Rijksdienst voor arbeidsvoorziening (RVA) - Werkloosheid - Controle op gezinstoestand - Thuiscontroles - Federale ombudsman - Klachten - Aantal - Inhoud - Behandeling - Procedure - Termijn

Rijksdienst voor Arbeidsvoorziening
werkloosheidsverzekering
gezinssituatie
bemiddelaar

Chronologie

3/3/2021Verzending vraag (Einde van de antwoordtermijn: 1/4/2021)
25/3/2021Antwoord

Vraag nr. 7-1094 d.d. 3 maart 2021 : (Vraag gesteld in het Nederlands)

Werk is een gewestelijke bevoegdheid en bijgevolg betreft deze vraag een transversale aangelegenheid.

Door de wet van 6 december 2000 tot wijziging van artikel 23 van de wet van 14 februari 1961 voor economische expansie, sociale vooruitgang en financieel herstel, werd de procedure die moet gevolgd worden om de gezinstoestand van werklozen te controleren gewijzigd. Deze wetswijziging bepaalt dat de sociaal verzekerde wordt ingelicht over de mogelijkheid om een schriftelijke of mondelinge klacht bij de bevoegde federale ombudsman in te dienen aangaande het optreden van de Rijksdienst voor arbeidsvoorziening (RVA) inzake de controle op de gezinstoestand.

Kunt u meedelen op jaarbasis voor de jaren 2019 en 2020 en opgesplitst per Gewest:

1) Hoeveel klachten werden er ingediend?

2) Wat was de inhoud van de meest voorkomende klachten?

3) Hoe werden deze klachten behandeld?

4) a) In hoeveel gevallen waren de klachten gegrond?

b) Wat gebeurt er in geval van gegronde klachten?

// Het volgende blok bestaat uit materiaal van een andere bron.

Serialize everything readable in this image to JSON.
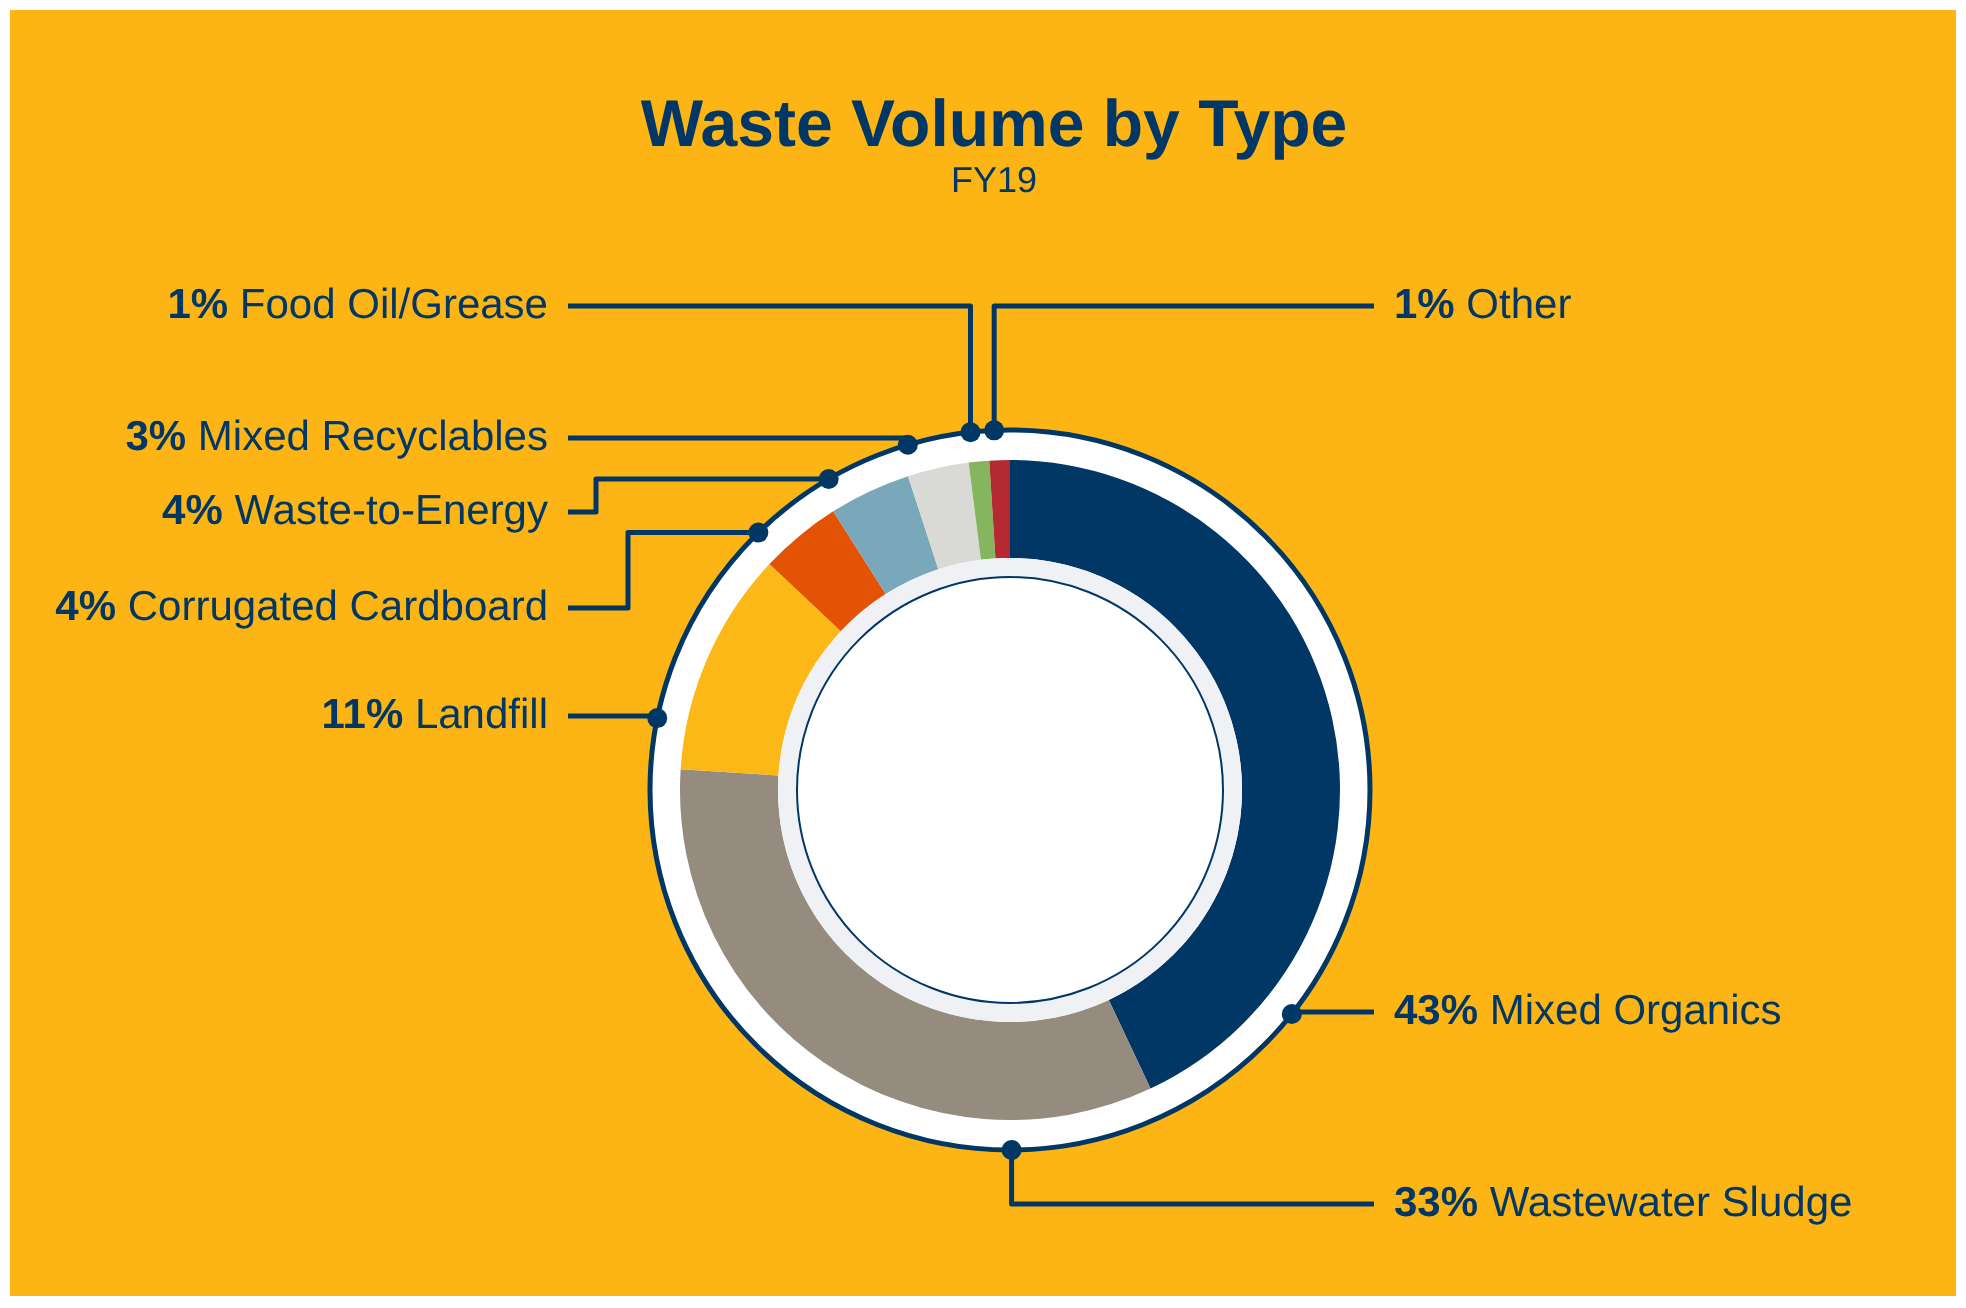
{
  "chart_data": {
    "type": "donut",
    "title": "Waste Volume by Type",
    "subtitle": "FY19",
    "categories": [
      "Mixed Organics",
      "Wastewater Sludge",
      "Landfill",
      "Corrugated Cardboard",
      "Waste-to-Energy",
      "Mixed Recyclables",
      "Food Oil/Grease",
      "Other"
    ],
    "values": [
      43,
      33,
      11,
      4,
      4,
      3,
      1,
      1
    ],
    "colors": [
      "#003764",
      "#958b7e",
      "#fbb817",
      "#e35205",
      "#79a8bb",
      "#d9d9d6",
      "#86b560",
      "#b42a30"
    ],
    "value_labels": [
      "43%",
      "33%",
      "11%",
      "4%",
      "4%",
      "3%",
      "1%",
      "1%"
    ],
    "legend": false
  }
}
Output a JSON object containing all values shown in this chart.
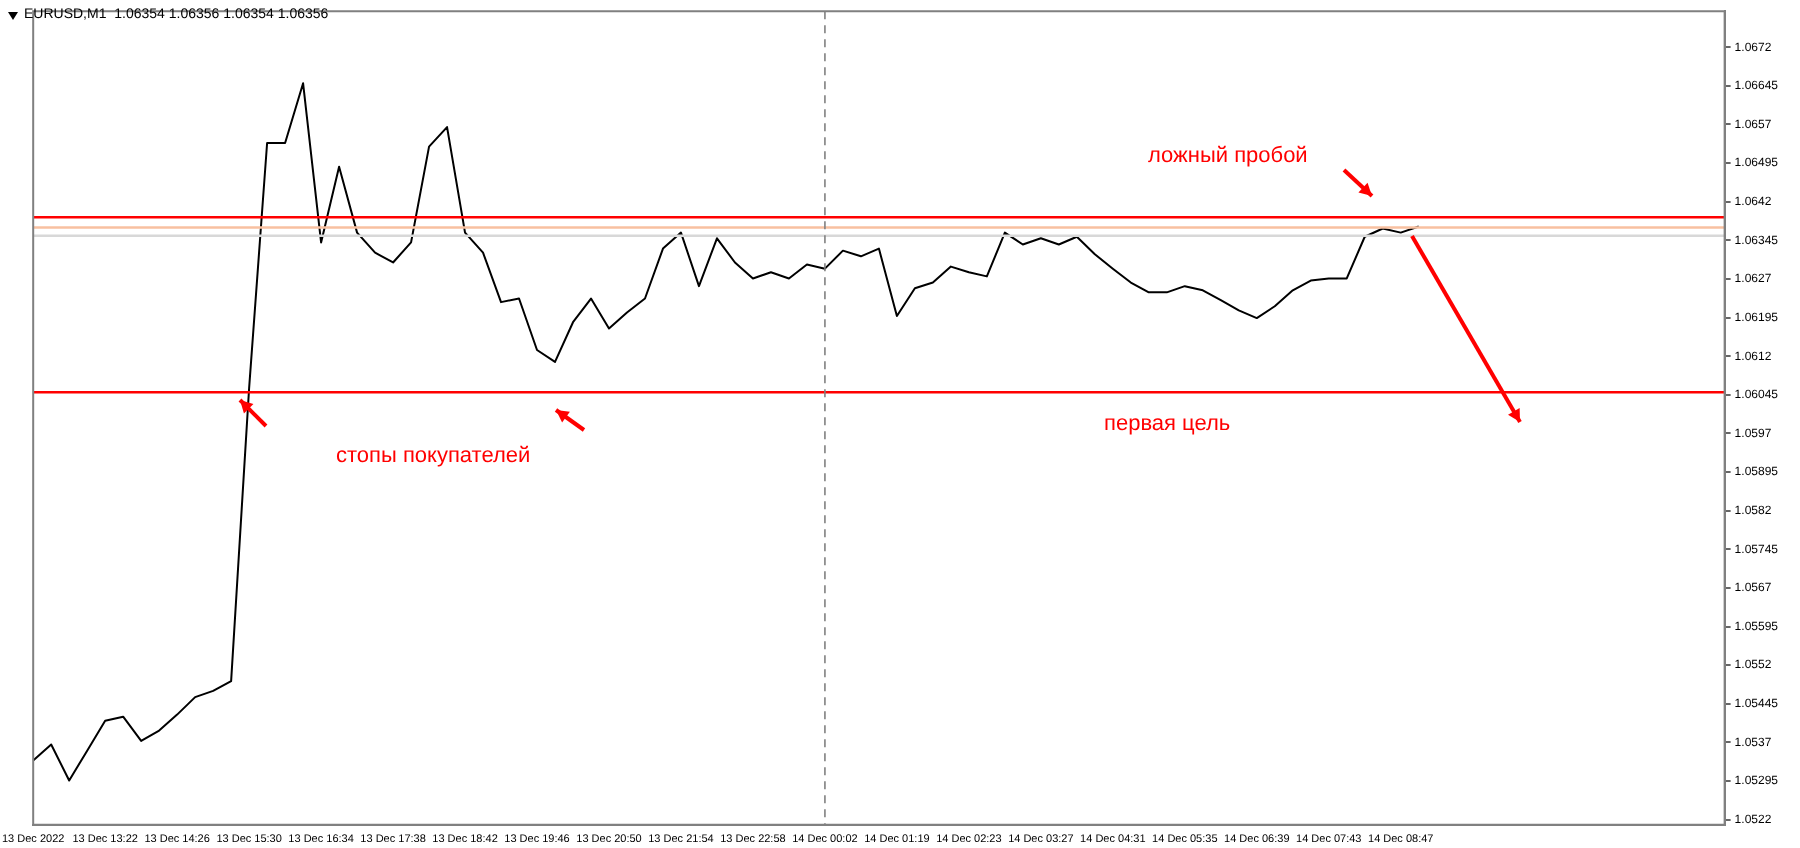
{
  "chart_data": {
    "type": "line",
    "title": "EURUSD,M1  1.06354 1.06356 1.06354 1.06356",
    "categories": [
      "13 Dec 2022",
      null,
      null,
      null,
      "13 Dec 13:22",
      null,
      null,
      null,
      "13 Dec 14:26",
      null,
      null,
      null,
      "13 Dec 15:30",
      null,
      null,
      null,
      "13 Dec 16:34",
      null,
      null,
      null,
      "13 Dec 17:38",
      null,
      null,
      null,
      "13 Dec 18:42",
      null,
      null,
      null,
      "13 Dec 19:46",
      null,
      null,
      null,
      "13 Dec 20:50",
      null,
      null,
      null,
      "13 Dec 21:54",
      null,
      null,
      null,
      "13 Dec 22:58",
      null,
      null,
      null,
      "14 Dec 00:02",
      null,
      null,
      null,
      "14 Dec 01:19",
      null,
      null,
      null,
      "14 Dec 02:23",
      null,
      null,
      null,
      "14 Dec 03:27",
      null,
      null,
      null,
      "14 Dec 04:31",
      null,
      null,
      null,
      "14 Dec 05:35",
      null,
      null,
      null,
      "14 Dec 06:39",
      null,
      null,
      null,
      "14 Dec 07:43",
      null,
      null,
      null,
      "14 Dec 08:47",
      null,
      null,
      null,
      null,
      null,
      null,
      null,
      null,
      null,
      null,
      null,
      null,
      null,
      null,
      null,
      null,
      null,
      null
    ],
    "series": [
      {
        "color": "#000000",
        "values": [
          1.05335,
          1.05366,
          1.05296,
          1.05354,
          1.05412,
          1.0542,
          1.05373,
          1.05393,
          1.05424,
          1.05458,
          1.0547,
          1.05489,
          1.06058,
          1.06534,
          1.06534,
          1.0665,
          1.06341,
          1.06488,
          1.0636,
          1.06321,
          1.06302,
          1.06341,
          1.06527,
          1.06565,
          1.0636,
          1.06321,
          1.06225,
          1.06232,
          1.06132,
          1.06109,
          1.06186,
          1.06232,
          1.06174,
          1.06205,
          1.06232,
          1.06329,
          1.0636,
          1.06256,
          1.06349,
          1.06302,
          1.06271,
          1.06283,
          1.06271,
          1.06298,
          1.0629,
          1.06325,
          1.06314,
          1.06329,
          1.06198,
          1.06252,
          1.06263,
          1.06294,
          1.06283,
          1.06275,
          1.0636,
          1.06337,
          1.06349,
          1.06337,
          1.06352,
          1.06318,
          1.0629,
          1.06263,
          1.06244,
          1.06244,
          1.06256,
          1.06248,
          1.06229,
          1.06209,
          1.06194,
          1.06217,
          1.06248,
          1.06267,
          1.06271,
          1.06271,
          1.06352,
          1.06368,
          1.0636,
          1.06372,
          null,
          null,
          null,
          null,
          null,
          null,
          null,
          null,
          null,
          null,
          null,
          null,
          null,
          null,
          null,
          null,
          null
        ]
      }
    ],
    "ylim": [
      1.0521,
      1.0679
    ],
    "yticks": [
      1.0522,
      1.05295,
      1.0537,
      1.05445,
      1.0552,
      1.05595,
      1.0567,
      1.05745,
      1.0582,
      1.05895,
      1.0597,
      1.06045,
      1.0612,
      1.06195,
      1.0627,
      1.06345,
      1.0642,
      1.06495,
      1.0657,
      1.06645,
      1.0672
    ],
    "ref_lines": [
      {
        "axis": "y",
        "value": 1.0639,
        "color": "#ff0000"
      },
      {
        "axis": "y",
        "value": 1.0637,
        "color": "#f8c0a0"
      },
      {
        "axis": "y",
        "value": 1.06354,
        "color": "#d8d8d8"
      },
      {
        "axis": "y",
        "value": 1.0605,
        "color": "#ff0000"
      },
      {
        "axis": "x",
        "value": "14 Dec 00:02",
        "color": "#808080",
        "line_style": "dashed"
      }
    ],
    "annotations": [
      "ложный пробой",
      "стопы покупателей",
      "первая цель"
    ],
    "grid": false,
    "legend": false,
    "marker": "none",
    "line_style": "solid"
  }
}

5) a) In hoeveel gevallen waren de klachten ongegrond?

b) Wat gebeurt er in geval van ongegronde klachten?

6) Binnen welke termijn worden deze klachten behandeld?

Antwoord ontvangen op 25 maart 2021 :

Opmerking: de Rijksdienst voor arbeidsvoorziening (RVA) beschikt niet over een volledig beeld van de vragen die aan de ombudsman worden gericht omdat de ombudsman niet altijd het advies aan de RVA vraagt om te antwoorden op een vraag of een klacht van een burger. Het lijkt aangewezen deze vraag ook aan de federale ombudsman te richten.

1) Er werden in totaal 8 klachten ingediend:

2019: 5

– Vlaanderen: 1;

– Brussel: 3;

– Wallonië: 1.

2020: 3

– Brussel: 0;

– Vlaanderen: 2;

– Wallonië: 1.

2) De meest voorkomende onderwerpen waren:

– co-housing; en

– informatie op het formulier C1 die de sociaal verzekerden achteraf wilden aanpassen.

3) De vragen van de federale Ombudsman worden schriftelijk bezorgd aan het hoofdbestuur van de RVA. De vragen worden beantwoord door het RVA-kantoor dat het dossier behandeld heeft. De federale Ombudsman verduidelijk of het antwoord rechtstreeks aan betrokkene bezorgd moet worden of via het hoofdbestuur van de RVA aan de federale Ombudsman zelf.

4) Er werd geen dossier afgesloten door de federale Ombudsman met de beoordeling «gegrond».

Indien de klacht werd gegrond, zou de beslissing van de RVA worden gewijzigd.

In één dossier werd het statuut aangepast van samenwonende naar gezinshoofd maar het dossier werd nog niet afgesloten door de federale Ombudsman.

5) In 1 geval beschouwde de ombudsman zijn tussenkomst als «geslaagd» omdat de situatie uitgeklaard werd maar de klacht was niet gegrond.

In 2 gevallen was er sprake van een ongegronde klacht.

1 dossier was niet ontvankelijk.

Bij 1 dossier werd de beslissing opgeschort.

De overige dossiers bleven vooralsnog zonder beoordeling van de ombudsman.

Tot op heden werden de beslissingen niet gewijzigd door de RVA.

6) Alle klachten van de ombudsman worden binnen de vijftien werkdagen beantwoord, zoals in het samenwerkingsprotocol voorzien is. In deze dossiers was de gemiddelde antwoordtermijn zeven dagen.